Kaum neue Halbleiterfabriken
Chipkonzerne lassen Deutschland links liegen

Wermutstropfen im heimatlichen Rausch des Wirtschaftswachstums: Der gesamte Zweig der Computerchipindustrie droht an Deutschland vorbei zu wachsen. Die Standortprobleme der EU und der Bundesrepublik lassen andere Kontinente zum Magnet für die Branche werden.

jojo MÜNCHEN. Die Chipindustrie steckt jährlich viele Milliarden in neue Werke. Nach Einschätzung des Branchenverbands ZVEI werden diese Investitionen künftig jedoch weitgehend an Deutschland vorbei gehen. „Niemand will hier zu Lande eine Fertigung mit der modernen 300-Millimeter-Technologie bauen“, sagte gestern Peter Bauer, Infineon-Vorstand und Vorsitzender des ZVEI-Fachverbands Elektronische Baulelemente. Stattdessen würden neue Fabriken vor allem in Asien, aber auch in Amerika errichtet.

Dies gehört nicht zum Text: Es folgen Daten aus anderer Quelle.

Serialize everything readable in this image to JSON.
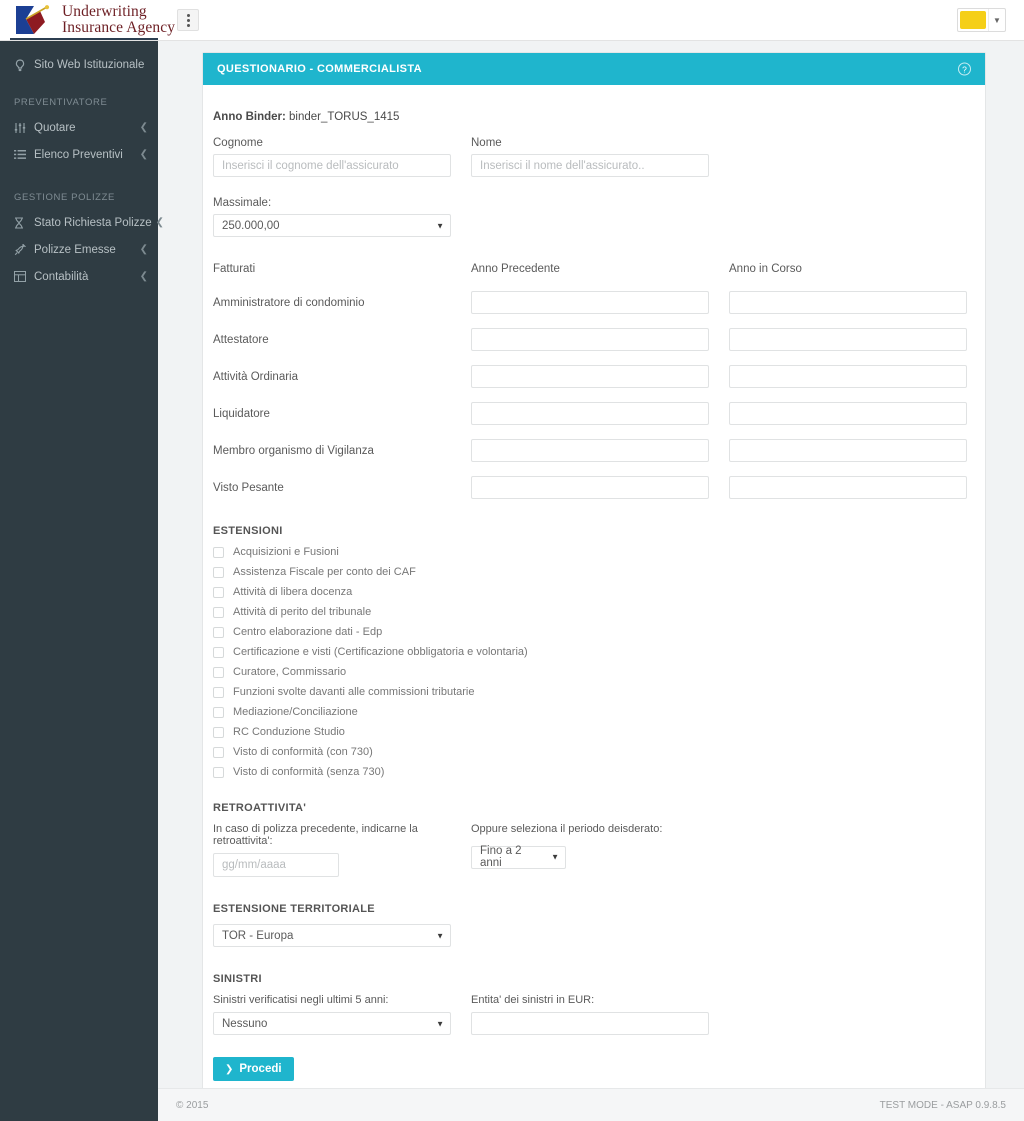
{
  "brand": {
    "logo_line1": "Underwriting",
    "logo_line2": "Insurance Agency",
    "accent_teal": "#1fb5cd",
    "sidebar_bg": "#2f3c43",
    "swatch_color": "#f5cf18"
  },
  "topbar": {
    "toggle_icon": "vertical-ellipsis-icon",
    "color_swatch_value": "#f5cf18",
    "caret_icon": "chevron-down-icon"
  },
  "sidebar": {
    "top_link": {
      "label": "Sito Web Istituzionale",
      "icon": "lightbulb-icon"
    },
    "groups": [
      {
        "header": "PREVENTIVATORE",
        "items": [
          {
            "label": "Quotare",
            "icon": "sliders-icon",
            "caret": "chevron-left-icon"
          },
          {
            "label": "Elenco Preventivi",
            "icon": "list-icon",
            "caret": "chevron-left-icon"
          }
        ]
      },
      {
        "header": "GESTIONE POLIZZE",
        "items": [
          {
            "label": "Stato Richiesta Polizze",
            "icon": "hourglass-icon",
            "caret": "chevron-left-icon"
          },
          {
            "label": "Polizze Emesse",
            "icon": "rocket-icon",
            "caret": "chevron-left-icon"
          },
          {
            "label": "Contabilità",
            "icon": "table-icon",
            "caret": "chevron-left-icon"
          }
        ]
      }
    ]
  },
  "panel": {
    "title": "QUESTIONARIO - COMMERCIALISTA",
    "help_icon": "question-mark-circle-icon"
  },
  "form": {
    "anno_binder_label": "Anno Binder:",
    "anno_binder_value": "binder_TORUS_1415",
    "cognome": {
      "label": "Cognome",
      "value": "",
      "placeholder": "Inserisci il cognome dell'assicurato"
    },
    "nome": {
      "label": "Nome",
      "value": "",
      "placeholder": "Inserisci il nome dell'assicurato.."
    },
    "massimale": {
      "label": "Massimale:",
      "selected": "250.000,00",
      "caret": "caret-down-icon"
    },
    "fatturati": {
      "col1_header": "Fatturati",
      "col2_header": "Anno Precedente",
      "col3_header": "Anno in Corso",
      "rows": [
        {
          "label": "Amministratore di condominio",
          "anno_precedente": "",
          "anno_in_corso": ""
        },
        {
          "label": "Attestatore",
          "anno_precedente": "",
          "anno_in_corso": ""
        },
        {
          "label": "Attività  Ordinaria",
          "anno_precedente": "",
          "anno_in_corso": ""
        },
        {
          "label": "Liquidatore",
          "anno_precedente": "",
          "anno_in_corso": ""
        },
        {
          "label": "Membro organismo di Vigilanza",
          "anno_precedente": "",
          "anno_in_corso": ""
        },
        {
          "label": "Visto Pesante",
          "anno_precedente": "",
          "anno_in_corso": ""
        }
      ]
    },
    "estensioni": {
      "title": "ESTENSIONI",
      "items": [
        {
          "label": "Acquisizioni e Fusioni",
          "checked": false
        },
        {
          "label": "Assistenza Fiscale per conto dei CAF",
          "checked": false
        },
        {
          "label": "Attività di libera docenza",
          "checked": false
        },
        {
          "label": "Attività di perito del tribunale",
          "checked": false
        },
        {
          "label": "Centro elaborazione dati - Edp",
          "checked": false
        },
        {
          "label": "Certificazione e visti (Certificazione obbligatoria e volontaria)",
          "checked": false
        },
        {
          "label": "Curatore, Commissario",
          "checked": false
        },
        {
          "label": "Funzioni svolte davanti alle commissioni tributarie",
          "checked": false
        },
        {
          "label": "Mediazione/Conciliazione",
          "checked": false
        },
        {
          "label": "RC Conduzione Studio",
          "checked": false
        },
        {
          "label": "Visto di conformità (con 730)",
          "checked": false
        },
        {
          "label": "Visto di conformità (senza 730)",
          "checked": false
        }
      ]
    },
    "retroattivita": {
      "title": "RETROATTIVITA'",
      "date_label": "In caso di polizza precedente, indicarne la retroattivita':",
      "date_value": "",
      "date_placeholder": "gg/mm/aaaa",
      "period_label": "Oppure seleziona il periodo deisderato:",
      "period_selected": "Fino a 2 anni",
      "caret": "caret-down-icon"
    },
    "estensione_territoriale": {
      "title": "ESTENSIONE TERRITORIALE",
      "selected": "TOR - Europa",
      "caret": "caret-down-icon"
    },
    "sinistri": {
      "title": "SINISTRI",
      "count_label": "Sinistri verificatisi negli ultimi 5 anni:",
      "count_selected": "Nessuno",
      "caret": "caret-down-icon",
      "amount_label": "Entita' dei sinistri in EUR:",
      "amount_value": ""
    },
    "submit": {
      "label": "Procedi",
      "icon": "chevron-right-icon"
    }
  },
  "footer": {
    "copyright": "© 2015",
    "version": "TEST MODE - ASAP 0.9.8.5"
  }
}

Zuletzt hat der Münchener Speicherchip-Produzent Qimonda vor zwei Wochen angekündigt, ein neues Werk in Singapur zu bauen. Die Fabrik kostet zwei Mrd. Euro und produziert auf Basis von 300 Millimeter großen Scheiben, so genannten Wafern. Dies ist die fortschrittlichste, aber auch teuerste Technologie der Halbleiterbranche.

Die Gründe dafür, dass sich immer mehr Halbleiterfirmen für Asien entscheiden, liegen laut Bauer auf der Hand: „Die zurückhaltende Förderpolitik der EU verhindert Neuansiedelungen. In Asien dagegen locken Investitionshilfen und Steuererleichterungen.“ Dazu kommt, dass der schwache Dollar die Produktion in Europa unattraktiv macht. Weil im Chipgeschäft oft in Dollar abgerechnet wird, ist die Produktion im Euro-Raum vielen Firmen zu teuer.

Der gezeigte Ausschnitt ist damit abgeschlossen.